Cost isn’t the driver with Man Cave. Beste proudly admits that a package of Man Cave’s products cost up to $2 more than a competitor’s product.

“Our driver is the best possible tasting product,” he says.

Beste realizes the mammoth meat companies are now playing the “craft” card. He cites Hillshire Farms’ new American Craft line of sausages.

“That is the epitome of what we are not,” Beste says. “They put ‘craft’ in big letters on the product and charge almost the same for it as their normal products. And it tastes essentially the same as the rest of their products.” Consumers see through such ploys, he contends.

“I think you need to be truly authentic and be transparent with consumers by saying this is who we are, this is what we stand for, and this is what we do,” Beste explains.

Despite its name, Beste says Man Cave’s products aren’t geared only to men. Women are also large purchasers of the product. Man Cave’s demographic has less to do with gender, age and income than it does with mindset. “Our target audience is people looking for meat products that are new and different; people looking for food experiences,” Beste says.

‘This is our life’

Man Cave has matured and its business strategy has been refined. Recipes have been tinkered with , co-packers have changed, and Man Cave’s employees are no longer rookies to the business.

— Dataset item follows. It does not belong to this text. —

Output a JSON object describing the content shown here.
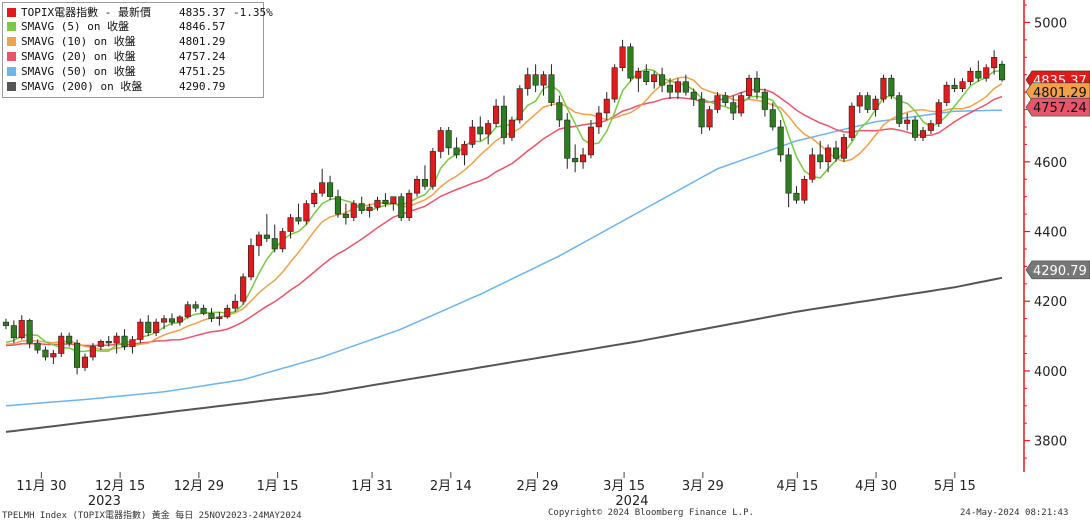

“We’ve created our own framework as opposed to working within somebody else’s,” Miller explains.

Beste has learned plenty about running a business. Early on, he admits that he ran up overhead too fast but learned quickly.

Man Cave's new packaging is designed to show product, not hide it in a box.

“This is our baby,” Beste says of the company. “We just don’t work for Man Cave. This is our life.”

Josh Beste says it’s exciting to be a part of a company where everyone can lend their creative input and direct where the business is heading. “It’s what gets you up in the morning,” the 26-year-old adds. “We’re writing our own story.”

Beste says members of Man Cave’s investment group, who consist of Twin cities-area business people with food industry experience, has high hopes for the brand and the company. They have invested about $2.5 million in the company.

“More than anything they give us confidence that we’re on the right track,” Beste says. “Their optimism for what we’re doing makes us try that much harder.”

Joel Conner, CEO of Bellisio Foods in Minneapolis, is chairman of the board of Man Cave and an investor. The food industry veteran didn’t hesitate to put his money where his mouth is when it came to financially backing the venture.

“It’s hard not to be attracted to Nick and his team,” Conner says. “They’re smart, energetic and creative, and they move forward with great sincerity and without ego. They are to the meat business what craft beer is to the beer business. I think they will revolutionize the meat business. The brand isn’t something the big food companies could or would do. It’s too edgy.”

Man Cave’s goal is to achieve $100 million in sales by 2020. It’s a bold target, but bold is Man Cave’s marching order.

Beste expects sales of about $5 to $8 million this year. Sales in 2014 were just over $1 million. Beste believes the company will meet its five-year goal based on current retailer and consumer demand.

“I think it can happen faster than that,” Conner says. “I know that sounds ambitious, but I think it’s very possible. It will be fun to watch.”

Beste vows never to measure the company’s success in terms of revenue and sales, however.

“We want to have the highest consumer satisfaction of any food brand in the country,” Beste says.

The boy in the Minneapolis supermarket will attest to that.